In research published in the journal Nature Communications, a team of Brown University researchers has found a way to orient those gaps, called nanochannels, in a way that makes them more useful for filtering water and other liquids of nanoscale contaminants.
“In the last decade, a whole field has sprung up to study these spaces that form between 2-D nanomaterials,” said Robert Hurt, a professor in Brown’s School of Engineering and coauthor of the research.
“You can grow things in there, you can store things in there, and there’s this emerging field of nanofluidics where you’re using those channels to filter out some molecules while letting others go through.”
There’s a problem, however, with using these nanochannels for filtration, and it has to do with the way those channels are oriented.
Like a notebook made from stacked sheets of paper, graphene stacks are thin in the vertical direction compared to their horizontal length and width. That means that the channels between the sheets are likewise oriented horizontally.
That’s not ideal for filtration, because liquid has to travel a relatively long way to get from one end of a channel to the other.

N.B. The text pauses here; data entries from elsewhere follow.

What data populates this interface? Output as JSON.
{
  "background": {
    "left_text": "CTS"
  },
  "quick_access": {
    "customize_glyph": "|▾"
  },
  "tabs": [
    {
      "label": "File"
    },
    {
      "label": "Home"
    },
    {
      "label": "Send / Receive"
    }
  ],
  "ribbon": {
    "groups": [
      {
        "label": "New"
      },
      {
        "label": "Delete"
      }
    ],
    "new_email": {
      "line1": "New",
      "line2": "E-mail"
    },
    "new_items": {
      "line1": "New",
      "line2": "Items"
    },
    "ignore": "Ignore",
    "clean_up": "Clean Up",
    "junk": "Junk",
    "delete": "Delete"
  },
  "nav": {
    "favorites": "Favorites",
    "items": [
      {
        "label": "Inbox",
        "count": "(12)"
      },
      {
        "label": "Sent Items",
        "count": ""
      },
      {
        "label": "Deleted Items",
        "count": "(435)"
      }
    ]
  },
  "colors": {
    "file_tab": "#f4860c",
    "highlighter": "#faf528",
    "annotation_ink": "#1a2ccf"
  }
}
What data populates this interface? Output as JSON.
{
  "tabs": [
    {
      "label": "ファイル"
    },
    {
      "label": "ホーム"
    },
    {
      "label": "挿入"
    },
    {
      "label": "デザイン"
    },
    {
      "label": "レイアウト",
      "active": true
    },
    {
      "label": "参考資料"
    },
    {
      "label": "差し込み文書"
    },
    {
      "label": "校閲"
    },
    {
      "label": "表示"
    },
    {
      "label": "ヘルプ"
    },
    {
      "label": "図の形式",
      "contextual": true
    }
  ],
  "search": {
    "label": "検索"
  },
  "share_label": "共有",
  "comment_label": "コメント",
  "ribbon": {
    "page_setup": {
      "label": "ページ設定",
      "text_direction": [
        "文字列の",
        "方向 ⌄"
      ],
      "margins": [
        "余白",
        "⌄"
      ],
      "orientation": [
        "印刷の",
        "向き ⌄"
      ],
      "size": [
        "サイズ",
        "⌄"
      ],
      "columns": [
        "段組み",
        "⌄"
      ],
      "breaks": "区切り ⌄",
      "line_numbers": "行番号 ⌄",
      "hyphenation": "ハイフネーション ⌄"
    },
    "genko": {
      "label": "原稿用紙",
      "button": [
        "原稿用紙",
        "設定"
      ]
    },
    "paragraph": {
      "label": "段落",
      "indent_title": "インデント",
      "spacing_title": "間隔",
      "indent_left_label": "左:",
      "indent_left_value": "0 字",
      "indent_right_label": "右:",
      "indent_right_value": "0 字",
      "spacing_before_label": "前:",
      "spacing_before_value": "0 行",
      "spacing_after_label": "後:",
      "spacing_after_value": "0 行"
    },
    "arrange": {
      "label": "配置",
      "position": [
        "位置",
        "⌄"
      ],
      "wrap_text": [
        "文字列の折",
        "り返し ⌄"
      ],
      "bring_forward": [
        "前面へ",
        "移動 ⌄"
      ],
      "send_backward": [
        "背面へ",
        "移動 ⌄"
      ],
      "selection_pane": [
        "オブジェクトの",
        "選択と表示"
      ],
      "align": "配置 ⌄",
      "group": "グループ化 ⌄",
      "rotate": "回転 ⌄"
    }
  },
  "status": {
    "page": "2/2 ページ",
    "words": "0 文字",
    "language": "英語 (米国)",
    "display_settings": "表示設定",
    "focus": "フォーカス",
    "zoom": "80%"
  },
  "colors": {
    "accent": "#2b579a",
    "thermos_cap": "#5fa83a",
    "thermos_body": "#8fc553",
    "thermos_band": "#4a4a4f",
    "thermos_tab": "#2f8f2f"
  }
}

It would be better if the channels were perpendicular to the orientation of the sheets. In that case, liquid would only need to traverse the relatively thin vertical height of the stack rather than the much longer length and width.
But until now, Hurt says, no one had come up with a good way to make vertically oriented graphene nanochannels.
That is until Muchun Liu, a former postdoctoral researcher in Hurt’s lab, figured out a novel way to do it.
Liu’s method involves stacking graphene sheets on an elastic substrate, which is placed under tension to stretch it out.
After the sheets are deposited, the tension on the substrate is released, which allows it to contract. When that happens, the graphene assemblage on top wrinkles into sharp peaks and valleys.
“When you start wrinkling the graphene, you’re tilting the sheets and the channels out of plane,” said Liu, who is now a researcher at Massachusetts Institute of Technology. “If you wrinkle it a lot, the channels end up being aligned almost vertically.”
Once the channels are nearly vertical, the assemblage is encased in epoxy, and the tops and bottoms are then trimmed away, which opens the channels all the way through the material. The researchers have dubbed the assemblages VAGMEs (vertically aligned graphene membranes).
“What we end up with is a membrane with these short and very narrow channels through which only very small molecules can pass,” Hurt said.
“So, for example, water can pass through, but organic contaminants or some metal ions would be too large to go through. So you could filter those out.”
Proof-of-concept testing demonstrated that water vapor could pass easily through a VAGME, while hexane — a larger organic molecule — was filtered out. The researchers plan to continue developing the technology, with an eye toward potential industrial or household filtering applications.